Many cells including immune, neuronal, cancer and stem cells become dependent on aerobic glycolysis to escape apoptosis and accommodate their bioenergetics needs. How this metabolic change, also known as the Warburg effect, is regulated remains largely unknown. The Warburg effect has been widely investigated in cancer cells where first it was observed with the aim of decoding the molecular networks controlling its activation for therapeutic purposes. However, in recent years, it has become more evident that this phenotypic trait is also used by normal non- cancerous cells such as immune cells (like lymphocytes) to adapt to the increased energy requirements during cell activation. Moreover, the elevated rate of aerobic glycolysis in the brain provides the biosynthetic support needed for the production of biomass during normal development and during synapse formation following a brain injury. Likewise, aerobic glycolysis is required for vessel sprouting. Yet, it was also shown that enhanced aerobic glycolysis has also a survival role for neurons, protecting them from apoptosis induced by reactive oxygen species (ROS). This latter trait is shared with cancer cells that commonly escape chemotherapeutic treatment. Although the exact mechanisms underlying such metabolic shift in those different cells and tissues is not fully clear, recent works have started to shed light of the common intracellular signaling pathways that make these distinct class of cells not so different from each other.

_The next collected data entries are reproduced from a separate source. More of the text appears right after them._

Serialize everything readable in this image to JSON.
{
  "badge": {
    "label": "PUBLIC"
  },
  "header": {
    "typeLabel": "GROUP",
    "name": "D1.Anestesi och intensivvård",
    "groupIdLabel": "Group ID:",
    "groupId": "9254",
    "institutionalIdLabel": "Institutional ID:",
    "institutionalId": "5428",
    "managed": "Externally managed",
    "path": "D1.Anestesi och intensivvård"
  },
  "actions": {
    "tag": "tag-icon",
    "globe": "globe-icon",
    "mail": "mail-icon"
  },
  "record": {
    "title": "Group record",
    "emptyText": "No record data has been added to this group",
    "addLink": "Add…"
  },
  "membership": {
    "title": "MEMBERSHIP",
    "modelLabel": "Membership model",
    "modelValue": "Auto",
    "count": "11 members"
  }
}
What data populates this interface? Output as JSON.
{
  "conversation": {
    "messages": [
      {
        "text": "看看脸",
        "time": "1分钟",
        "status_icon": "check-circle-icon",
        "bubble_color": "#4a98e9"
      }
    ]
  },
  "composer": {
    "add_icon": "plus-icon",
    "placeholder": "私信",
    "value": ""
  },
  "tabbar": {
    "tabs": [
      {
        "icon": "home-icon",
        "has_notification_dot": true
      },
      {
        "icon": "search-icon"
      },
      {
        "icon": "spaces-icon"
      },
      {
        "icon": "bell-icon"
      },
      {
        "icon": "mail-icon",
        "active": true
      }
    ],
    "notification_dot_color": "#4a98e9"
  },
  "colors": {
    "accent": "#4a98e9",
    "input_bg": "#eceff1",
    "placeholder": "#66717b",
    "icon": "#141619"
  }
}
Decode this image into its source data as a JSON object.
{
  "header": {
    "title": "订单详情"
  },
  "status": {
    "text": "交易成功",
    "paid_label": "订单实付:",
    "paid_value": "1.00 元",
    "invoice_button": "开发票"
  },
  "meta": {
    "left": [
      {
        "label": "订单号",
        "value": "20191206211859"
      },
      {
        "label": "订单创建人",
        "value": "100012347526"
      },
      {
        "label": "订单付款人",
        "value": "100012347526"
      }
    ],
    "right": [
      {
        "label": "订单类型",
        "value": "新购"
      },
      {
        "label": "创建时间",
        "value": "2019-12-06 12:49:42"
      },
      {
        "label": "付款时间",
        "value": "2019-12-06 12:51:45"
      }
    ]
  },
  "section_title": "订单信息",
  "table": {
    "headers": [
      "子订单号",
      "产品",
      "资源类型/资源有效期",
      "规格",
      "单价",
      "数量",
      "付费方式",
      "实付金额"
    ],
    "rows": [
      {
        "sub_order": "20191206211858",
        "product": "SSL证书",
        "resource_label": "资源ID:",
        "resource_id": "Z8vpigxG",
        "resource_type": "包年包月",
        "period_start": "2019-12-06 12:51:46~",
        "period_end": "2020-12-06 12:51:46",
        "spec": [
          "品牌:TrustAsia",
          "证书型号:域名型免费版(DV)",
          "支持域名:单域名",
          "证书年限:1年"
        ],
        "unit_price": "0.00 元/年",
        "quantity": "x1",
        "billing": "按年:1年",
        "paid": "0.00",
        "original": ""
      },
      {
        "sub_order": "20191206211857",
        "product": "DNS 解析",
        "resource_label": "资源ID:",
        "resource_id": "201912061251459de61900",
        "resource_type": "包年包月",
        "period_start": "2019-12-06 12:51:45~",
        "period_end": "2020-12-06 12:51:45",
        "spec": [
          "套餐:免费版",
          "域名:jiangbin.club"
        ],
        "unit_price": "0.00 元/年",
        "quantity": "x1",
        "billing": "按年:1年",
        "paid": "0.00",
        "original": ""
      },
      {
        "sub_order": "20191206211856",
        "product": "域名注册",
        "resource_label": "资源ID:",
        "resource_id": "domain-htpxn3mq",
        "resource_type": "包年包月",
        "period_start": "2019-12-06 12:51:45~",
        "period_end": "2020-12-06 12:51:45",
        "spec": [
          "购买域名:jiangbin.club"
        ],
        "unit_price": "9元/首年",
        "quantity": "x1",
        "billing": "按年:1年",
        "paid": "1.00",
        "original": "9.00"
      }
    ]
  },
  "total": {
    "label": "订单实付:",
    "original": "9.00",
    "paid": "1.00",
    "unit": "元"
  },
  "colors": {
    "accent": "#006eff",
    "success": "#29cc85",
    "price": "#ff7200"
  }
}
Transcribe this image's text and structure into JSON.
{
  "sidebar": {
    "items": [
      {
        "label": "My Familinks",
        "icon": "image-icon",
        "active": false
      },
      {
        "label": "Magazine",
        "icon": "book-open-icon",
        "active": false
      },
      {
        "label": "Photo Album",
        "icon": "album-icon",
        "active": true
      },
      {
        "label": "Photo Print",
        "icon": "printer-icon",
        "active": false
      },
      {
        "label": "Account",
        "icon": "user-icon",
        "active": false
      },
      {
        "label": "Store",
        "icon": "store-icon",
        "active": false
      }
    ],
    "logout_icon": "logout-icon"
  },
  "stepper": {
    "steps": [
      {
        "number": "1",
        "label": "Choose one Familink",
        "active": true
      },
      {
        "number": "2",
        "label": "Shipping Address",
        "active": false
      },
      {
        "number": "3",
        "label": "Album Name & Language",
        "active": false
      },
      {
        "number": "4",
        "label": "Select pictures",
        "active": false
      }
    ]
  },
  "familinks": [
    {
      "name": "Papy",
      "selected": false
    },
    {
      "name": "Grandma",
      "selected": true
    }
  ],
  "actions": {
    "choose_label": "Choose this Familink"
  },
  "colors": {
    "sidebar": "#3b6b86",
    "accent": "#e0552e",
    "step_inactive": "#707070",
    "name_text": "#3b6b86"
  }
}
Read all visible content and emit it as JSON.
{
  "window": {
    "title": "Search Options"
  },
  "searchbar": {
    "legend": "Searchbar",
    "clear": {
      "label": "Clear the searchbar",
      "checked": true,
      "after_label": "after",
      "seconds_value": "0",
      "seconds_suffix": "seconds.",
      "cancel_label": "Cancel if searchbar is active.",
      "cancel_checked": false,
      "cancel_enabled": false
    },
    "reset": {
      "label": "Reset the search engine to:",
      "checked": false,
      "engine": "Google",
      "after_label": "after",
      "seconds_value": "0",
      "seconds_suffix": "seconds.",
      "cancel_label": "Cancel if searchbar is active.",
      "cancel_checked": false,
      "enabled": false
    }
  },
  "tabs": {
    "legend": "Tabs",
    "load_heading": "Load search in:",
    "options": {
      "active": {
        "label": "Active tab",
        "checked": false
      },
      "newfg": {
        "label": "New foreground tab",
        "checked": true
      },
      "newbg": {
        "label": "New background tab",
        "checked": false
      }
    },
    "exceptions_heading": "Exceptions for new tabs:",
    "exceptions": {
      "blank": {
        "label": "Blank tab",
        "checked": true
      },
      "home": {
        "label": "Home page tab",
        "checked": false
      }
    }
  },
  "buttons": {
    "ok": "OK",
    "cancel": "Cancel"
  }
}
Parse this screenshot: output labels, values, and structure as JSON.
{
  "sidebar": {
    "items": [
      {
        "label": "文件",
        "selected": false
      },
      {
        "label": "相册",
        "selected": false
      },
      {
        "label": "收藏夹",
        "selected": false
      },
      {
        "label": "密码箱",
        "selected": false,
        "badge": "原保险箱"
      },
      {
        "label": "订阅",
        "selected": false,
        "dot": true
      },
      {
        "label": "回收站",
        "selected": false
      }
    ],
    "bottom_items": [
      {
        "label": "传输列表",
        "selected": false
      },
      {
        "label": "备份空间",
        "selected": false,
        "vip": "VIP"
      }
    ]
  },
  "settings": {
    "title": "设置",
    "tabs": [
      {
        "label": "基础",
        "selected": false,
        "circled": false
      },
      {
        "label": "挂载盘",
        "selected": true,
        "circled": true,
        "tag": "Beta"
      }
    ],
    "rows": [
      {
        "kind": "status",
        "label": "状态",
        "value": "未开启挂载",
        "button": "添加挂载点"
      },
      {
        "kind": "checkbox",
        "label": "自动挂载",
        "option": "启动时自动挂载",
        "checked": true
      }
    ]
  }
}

This Research Topic is intended to discuss and review all the intracellular signaling regulating the Warburg effect in cancerous and normal non-cancerous cells by research articles, mini-reviews and reviews.

Potential topics should include, but are not limited to:
• The signalling pathways linking glucose metabolism and apoptosis in brain
cells and the implication for treatment of neurodegenerative disease.
• The metabolic reprogramming in the context of naïve and primed pluripotent states, somatic reprogramming, and hematopoietic and skeletal muscle tissue stem cells, and the implications for regenerative medicine.
• The metabolic regulation in cancer cells escaping apoptosis during treatment.
• Cell metabolism in vascular endothelial cells in normal and diseased
conditions.
• The Warburg effect in the immune response in health and disease

Important Note: All contributions to this Research Topic must be within the scope of the section and journal to which they are submitted, as defined in their mission statements. Frontiers reserves the right to guide an out-of-scope manuscript to a more suitable section or journal at any stage of peer review.